Milner
Read MoreIsaac Milner, A Plan of a Course of Chemical Lectures (Cambridge, 1784)
As President of Queens’ and as Vice Chancellor of the university (1793, 1810) Milner, the ‘declared foe of infidels and Jacobins’, sought to place Newtonian scientific reasoning at the heart of undergraduate education in Cambridge. This, he believed, would weed out those who might use sloppy reasoning to menace the established positions of Church and state. Those unable to meet the demands of such an education were not worthy of distinguished clerical positions. Like others in Cambridge, Milner advocated Newton’s method of analysis in which phenomena are analysed and then reconstituted or synthesised without “feigning hypotheses” of the kind associated with Continental philosophers.

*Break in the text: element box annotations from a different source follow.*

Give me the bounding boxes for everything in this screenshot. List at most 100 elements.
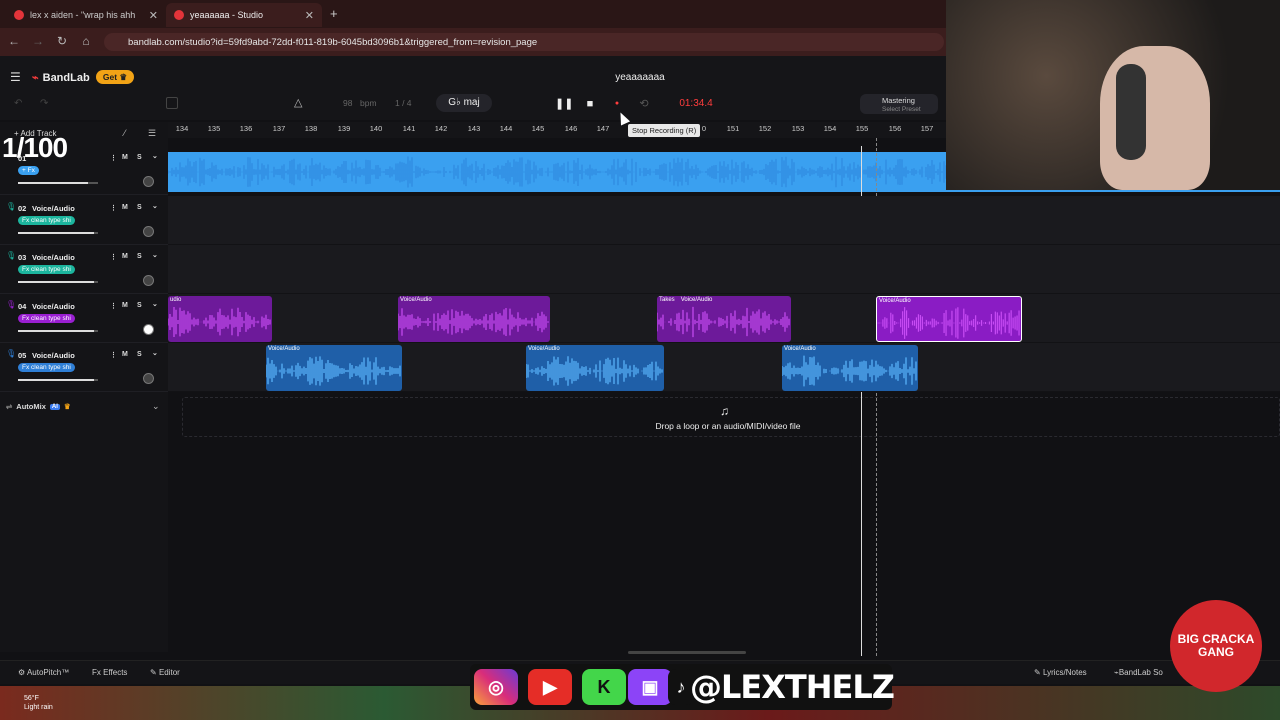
audio-clip[interactable]: Voice/Audio [526, 345, 664, 391]
pause-icon[interactable]: ❚❚ [555, 96, 573, 112]
solo-button[interactable]: S [137, 302, 142, 309]
horizontal-scrollbar[interactable] [628, 651, 746, 654]
track-fx-chip[interactable]: + Fx [18, 166, 39, 175]
mute-button[interactable]: M [122, 302, 128, 309]
track-lane-02[interactable] [168, 196, 1280, 245]
browser-tab-1[interactable]: lex x aiden - "wrap his ahh ✕ [6, 3, 166, 27]
autopitch-button[interactable]: ⚙ AutoPitch™ [18, 668, 69, 677]
time-signature[interactable]: 1 / 4 [395, 98, 412, 108]
tempo-value[interactable]: 98 [343, 98, 352, 108]
stop-icon[interactable]: ■ [582, 96, 598, 112]
mute-button[interactable]: M [122, 204, 128, 211]
chevron-down-icon[interactable]: ⌄ [152, 349, 158, 357]
undo-icon[interactable]: ↶ [14, 98, 22, 109]
lyrics-notes-button[interactable]: ✎ Lyrics/Notes [1034, 668, 1087, 677]
automix-row[interactable]: ⇌ AutoMix AI ♛ [6, 402, 71, 411]
close-tab-icon[interactable]: ✕ [149, 9, 158, 22]
track-name[interactable]: Voice/Audio [32, 204, 75, 213]
track-fx-chip[interactable]: Fx clean type shi [18, 265, 75, 274]
audio-clip[interactable]: udio [168, 296, 272, 342]
mastering-sub: Select Preset [882, 106, 921, 113]
new-tab-button[interactable]: + [330, 6, 338, 21]
mic-icon: 🎙 [6, 349, 17, 358]
autopitch-icon: ⚙ [18, 668, 27, 677]
mastering-button[interactable]: Mastering Select Preset [860, 94, 938, 114]
key-selector[interactable]: G♭ maj [436, 94, 492, 112]
pan-knob[interactable] [143, 373, 154, 384]
editor-button[interactable]: ✎ Editor [150, 668, 180, 677]
track-lane-03[interactable] [168, 245, 1280, 294]
chevron-down-icon[interactable]: ⌄ [152, 300, 158, 308]
ruler-tick: 154 [823, 124, 837, 133]
track-name[interactable]: Voice/Audio [32, 302, 75, 311]
back-icon[interactable]: ← [6, 34, 22, 48]
home-icon[interactable]: ⌂ [78, 34, 94, 48]
clip-name: Voice/Audio [784, 346, 816, 352]
mute-button[interactable]: M [122, 351, 128, 358]
clip-label: Voice/Audio [400, 297, 432, 303]
panel-toggle-icon[interactable] [166, 97, 178, 109]
more-options-icon[interactable]: ⋮ [110, 154, 117, 162]
temperature: 56°F [24, 695, 39, 702]
automix-icon: ⇌ [6, 402, 13, 411]
clip-waveform [782, 355, 917, 387]
pan-knob[interactable] [143, 324, 154, 335]
audio-clip[interactable]: Voice/Audio [398, 296, 550, 342]
ruler-tick: 136 [239, 124, 253, 133]
clip-waveform [266, 356, 401, 386]
menu-icon[interactable]: ☰ [10, 70, 21, 84]
chevron-down-icon[interactable]: ⌄ [152, 251, 158, 259]
record-icon[interactable]: ● [609, 96, 625, 112]
solo-button[interactable]: S [137, 154, 142, 161]
chevron-down-icon[interactable]: ⌄ [152, 401, 160, 412]
audio-clip[interactable]: Voice/Audio [876, 296, 1022, 342]
ruler-tick: 140 [369, 124, 383, 133]
clip-label: Voice/Audio [528, 346, 560, 352]
pan-knob[interactable] [143, 176, 154, 187]
track-fx-chip[interactable]: Fx clean type shi [18, 314, 75, 323]
reload-icon[interactable]: ↻ [54, 34, 70, 48]
forward-icon[interactable]: → [30, 34, 46, 48]
ruler-tick: 153 [791, 124, 805, 133]
track-name[interactable]: Voice/Audio [32, 351, 75, 360]
browser-tab-2[interactable]: yeaaaaaa - Studio ✕ [166, 3, 322, 27]
url-input[interactable]: bandlab.com/studio?id=59fd9abd-72dd-f011… [104, 33, 944, 51]
mute-button[interactable]: M [122, 154, 128, 161]
effects-button[interactable]: Fx Effects [92, 668, 127, 677]
clip-name: Voice/Audio [680, 297, 713, 303]
mute-button[interactable]: M [122, 253, 128, 260]
track-number: 01 [18, 154, 27, 163]
track-fx-chip[interactable]: Fx clean type shi [18, 363, 75, 372]
song-title[interactable]: yeaaaaaaa [560, 72, 720, 83]
bandlab-sounds-button[interactable]: ⌁BandLab So [1114, 668, 1163, 677]
more-options-icon[interactable]: ⋮ [110, 253, 117, 261]
wand-icon[interactable]: ⁄ [124, 128, 126, 138]
solo-button[interactable]: S [137, 204, 142, 211]
chevron-down-icon[interactable]: ⌄ [152, 202, 158, 210]
track-settings-icon[interactable]: ☰ [148, 128, 156, 139]
takes-badge[interactable]: Takes [659, 297, 675, 303]
more-options-icon[interactable]: ⋮ [110, 302, 117, 310]
redo-icon[interactable]: ↷ [40, 98, 48, 109]
solo-button[interactable]: S [137, 253, 142, 260]
get-membership-button[interactable]: Get ♛ [96, 70, 134, 84]
audio-clip[interactable]: Voice/Audio [782, 345, 918, 391]
close-tab-icon[interactable]: ✕ [305, 9, 314, 22]
audio-clip[interactable]: Takes Voice/Audio [657, 296, 791, 342]
waveform-path [782, 355, 917, 387]
track-name[interactable]: Voice/Audio [32, 253, 75, 262]
loop-icon[interactable]: ⟲ [636, 96, 652, 112]
pan-knob[interactable] [143, 226, 154, 237]
more-options-icon[interactable]: ⋮ [110, 351, 117, 359]
chevron-down-icon[interactable]: ⌄ [152, 152, 158, 160]
audio-clip[interactable]: Voice/Audio [266, 345, 402, 391]
weather-widget[interactable]: 56°F Light rain [24, 694, 53, 712]
bandlab-favicon-icon [174, 10, 184, 20]
metronome-icon[interactable]: △ [294, 96, 302, 109]
pan-knob[interactable] [143, 275, 154, 286]
track-fx-chip[interactable]: Fx clean type shi [18, 216, 75, 225]
solo-button[interactable]: S [137, 351, 142, 358]
bandlab-logo[interactable]: ⌁ BandLab [32, 71, 90, 85]
more-options-icon[interactable]: ⋮ [110, 204, 117, 212]
drop-zone[interactable] [182, 397, 1280, 437]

Milner became the inaugural Jacksonian Professor of Natural Philosophy in 1782, a post intended to facilitate ‘discoveries’ in natural philosophy that would ‘tend to set forth the Glory of the Almighty God, and promote the welfare of mankind’. In an age when professorial chairs were frequently regarded as sinecures the Jacksonian chair entailed a clear remit to deliver lectures. In compliance with it Milner gained a reputation as a ‘first rate showman’, delivering lectures each year that alternated between mechanics and chemistry, as prescribed in this ‘Plan of a Course of Chemical Lectures’.